MILWAUKEE — A woman who was once face-to-face with Jeffrey Dahmer said two new Netflix series about the serial killer have brought some incredibly unpleasant memories back to mind.

Cola Styles said she has used an alias since the early 1990s to distance herself from the case.

Styles called 911 on Dahmer May 27, 1991, two months before his eventual arrest for a series of grisly murders of men and boys in Milwaukee. Styles was 17-years-old.

She recalled arriving to her aunt and cousin’s residence that night. She told police a naked boy appeared beaten and dazed outside the Oxford Apartments, a building near her aunt’s residence. When officers arrived, Dahmer explained the male was 19; Dahmer told officers he and the boy were in a consensual relationship. After entering Dahmer’s residence, three officers concluded there were no signs of a struggle and left the two in the apartment.

The male Styles saw unclothed outside was 14-year-old Konerak Sinthasomphone. Dahmer later told investigators he murdered and dismembered the boy shortly after they left his apartment.

Styles said she, her cousin and her aunt, Glenda Cleveland, were outraged at the lack of action by police that could have prevented Sinthasomphone’s death.

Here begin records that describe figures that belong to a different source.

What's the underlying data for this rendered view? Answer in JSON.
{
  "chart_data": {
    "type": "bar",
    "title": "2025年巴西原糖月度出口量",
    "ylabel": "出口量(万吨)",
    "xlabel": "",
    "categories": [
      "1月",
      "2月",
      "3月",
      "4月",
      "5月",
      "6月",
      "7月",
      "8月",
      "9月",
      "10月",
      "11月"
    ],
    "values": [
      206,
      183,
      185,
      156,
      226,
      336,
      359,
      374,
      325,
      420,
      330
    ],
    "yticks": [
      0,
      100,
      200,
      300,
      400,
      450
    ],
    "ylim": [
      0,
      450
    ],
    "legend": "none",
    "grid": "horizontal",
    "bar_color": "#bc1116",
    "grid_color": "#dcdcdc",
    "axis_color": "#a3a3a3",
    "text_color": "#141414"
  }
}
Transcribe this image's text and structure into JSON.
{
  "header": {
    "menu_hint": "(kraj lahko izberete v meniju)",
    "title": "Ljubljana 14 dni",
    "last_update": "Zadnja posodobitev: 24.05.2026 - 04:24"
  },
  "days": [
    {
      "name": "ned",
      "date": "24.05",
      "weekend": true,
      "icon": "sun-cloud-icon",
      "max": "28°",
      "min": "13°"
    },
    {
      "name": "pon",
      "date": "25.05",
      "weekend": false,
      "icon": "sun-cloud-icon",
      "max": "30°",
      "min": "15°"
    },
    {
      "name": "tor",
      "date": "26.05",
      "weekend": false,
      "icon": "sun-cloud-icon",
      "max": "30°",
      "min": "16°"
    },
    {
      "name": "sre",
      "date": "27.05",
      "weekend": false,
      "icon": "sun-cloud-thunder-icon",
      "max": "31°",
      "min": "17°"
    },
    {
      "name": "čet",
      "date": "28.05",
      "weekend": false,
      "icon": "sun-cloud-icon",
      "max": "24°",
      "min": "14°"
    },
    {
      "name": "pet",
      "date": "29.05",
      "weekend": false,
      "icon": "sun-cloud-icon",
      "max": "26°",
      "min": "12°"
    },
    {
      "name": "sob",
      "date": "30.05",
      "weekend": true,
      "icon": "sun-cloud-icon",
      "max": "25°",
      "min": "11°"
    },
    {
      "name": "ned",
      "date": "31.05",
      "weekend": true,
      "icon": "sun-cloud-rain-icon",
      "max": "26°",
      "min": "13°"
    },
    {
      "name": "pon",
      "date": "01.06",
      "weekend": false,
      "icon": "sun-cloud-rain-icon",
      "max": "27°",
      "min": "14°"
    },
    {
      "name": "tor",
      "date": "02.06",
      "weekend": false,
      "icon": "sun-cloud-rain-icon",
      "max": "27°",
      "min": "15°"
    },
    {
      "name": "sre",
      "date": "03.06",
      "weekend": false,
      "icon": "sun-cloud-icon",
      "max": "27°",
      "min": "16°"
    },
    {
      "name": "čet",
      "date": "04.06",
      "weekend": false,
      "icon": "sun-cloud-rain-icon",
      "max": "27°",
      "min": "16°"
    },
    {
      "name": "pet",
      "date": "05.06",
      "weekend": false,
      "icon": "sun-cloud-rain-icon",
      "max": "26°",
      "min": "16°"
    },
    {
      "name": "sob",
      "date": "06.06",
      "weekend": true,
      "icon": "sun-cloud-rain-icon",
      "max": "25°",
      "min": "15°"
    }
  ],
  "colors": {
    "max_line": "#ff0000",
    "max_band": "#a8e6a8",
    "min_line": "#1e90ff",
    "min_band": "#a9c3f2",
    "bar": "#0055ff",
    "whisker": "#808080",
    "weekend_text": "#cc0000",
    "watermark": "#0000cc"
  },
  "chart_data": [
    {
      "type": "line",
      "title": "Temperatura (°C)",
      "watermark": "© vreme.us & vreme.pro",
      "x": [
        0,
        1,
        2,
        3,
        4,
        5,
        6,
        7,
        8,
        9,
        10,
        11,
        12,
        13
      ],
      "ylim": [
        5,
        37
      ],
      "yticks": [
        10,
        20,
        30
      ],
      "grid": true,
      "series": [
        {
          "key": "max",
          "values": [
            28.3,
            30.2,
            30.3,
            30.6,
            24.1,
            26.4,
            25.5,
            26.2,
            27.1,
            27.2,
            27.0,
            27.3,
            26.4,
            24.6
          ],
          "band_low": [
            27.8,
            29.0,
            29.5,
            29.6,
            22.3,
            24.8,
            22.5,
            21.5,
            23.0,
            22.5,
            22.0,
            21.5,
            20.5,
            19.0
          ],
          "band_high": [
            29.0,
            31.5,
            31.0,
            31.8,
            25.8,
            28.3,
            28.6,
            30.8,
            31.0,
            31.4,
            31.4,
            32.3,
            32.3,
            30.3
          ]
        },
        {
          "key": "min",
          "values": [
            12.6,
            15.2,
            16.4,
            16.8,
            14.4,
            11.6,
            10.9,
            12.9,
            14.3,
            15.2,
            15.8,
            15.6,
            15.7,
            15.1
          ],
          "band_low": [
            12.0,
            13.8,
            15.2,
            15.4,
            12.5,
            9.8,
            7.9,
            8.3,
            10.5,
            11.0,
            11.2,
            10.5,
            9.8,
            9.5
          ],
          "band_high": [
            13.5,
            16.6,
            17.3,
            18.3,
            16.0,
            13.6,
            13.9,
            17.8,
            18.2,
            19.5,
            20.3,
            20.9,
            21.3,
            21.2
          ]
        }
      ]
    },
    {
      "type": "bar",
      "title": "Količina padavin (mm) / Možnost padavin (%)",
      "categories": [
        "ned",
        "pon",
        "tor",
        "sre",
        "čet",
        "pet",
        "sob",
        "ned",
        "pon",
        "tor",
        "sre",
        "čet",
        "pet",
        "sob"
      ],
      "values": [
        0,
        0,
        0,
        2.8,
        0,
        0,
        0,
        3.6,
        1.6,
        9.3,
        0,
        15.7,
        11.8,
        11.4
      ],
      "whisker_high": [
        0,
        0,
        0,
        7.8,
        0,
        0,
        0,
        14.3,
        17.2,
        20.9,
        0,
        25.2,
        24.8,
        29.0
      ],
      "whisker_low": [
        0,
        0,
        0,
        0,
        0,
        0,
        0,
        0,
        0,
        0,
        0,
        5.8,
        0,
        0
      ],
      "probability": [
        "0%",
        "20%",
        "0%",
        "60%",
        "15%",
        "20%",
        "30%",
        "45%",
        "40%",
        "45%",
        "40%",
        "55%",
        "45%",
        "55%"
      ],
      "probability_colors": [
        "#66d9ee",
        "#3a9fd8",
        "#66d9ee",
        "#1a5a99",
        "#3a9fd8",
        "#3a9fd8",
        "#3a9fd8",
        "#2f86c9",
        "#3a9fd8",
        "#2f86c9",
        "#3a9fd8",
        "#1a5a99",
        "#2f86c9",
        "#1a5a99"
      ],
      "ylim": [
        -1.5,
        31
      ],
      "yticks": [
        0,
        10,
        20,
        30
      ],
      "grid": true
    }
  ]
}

Dahmer admitted to four additional murders between the May 27 encounter with police and his July 23 arrest.

When the Dahmer case attracted national attention, Styles said she felt an unrelenting sense of guilt, believing perhaps she could or should have done more to save Sinthasomphone from the killer’s clutches.

Over the years, a number of films, TV specials and documentaries put the spotlight back on Dahmer, but Styles said she could not make herself watch.

“I was wondering if I could get hypnotized so I could block that part of my life out,” Styles said. “I really did not want to think about it.”

Styles said it took almost 20 years to forgive herself for not saving Sinthasomphone. At the suggestion of a few close friends, she said she began jotting her experiences down. Eventually, she turned those into a memoir, and said reader responses to her book helped her understand what happened that night was not her fault.

“I have compassion,” Styles said. “If I didn’t, I wouldn’t have jumped out of no car trying to help somebody. I was slowly but surely getting past this, but now it’s resurfaced again.”

Attorney Gerald Boyle, Jeffrey Dahmer and attorney Wendy Patrickus during his preliminary hearing in Wisconsin. (AP Photo)

The Netflix miniseries, “Monster: The Jeffrey Dahmer Story,” has drawn criticism since its release from family members of some of Dahmer’s victims.

Styles said she relates to those who are uncomfortable with the dramatization of one of the most gruesome murder sprees in modern history.

A documentary series, “Conversations with a Killer: The Jeffrey Dahmer Tapes,” premieres next Friday on Netflix.

Styles said she sometimes had nightmares when the Dahmer case garnered renewed mainstream attention, but she said her involvement in the case does not define her life. Once guilt-ridden and lost after her run-in with a serial killer, Styles said she has found purpose as a mom and grandmother.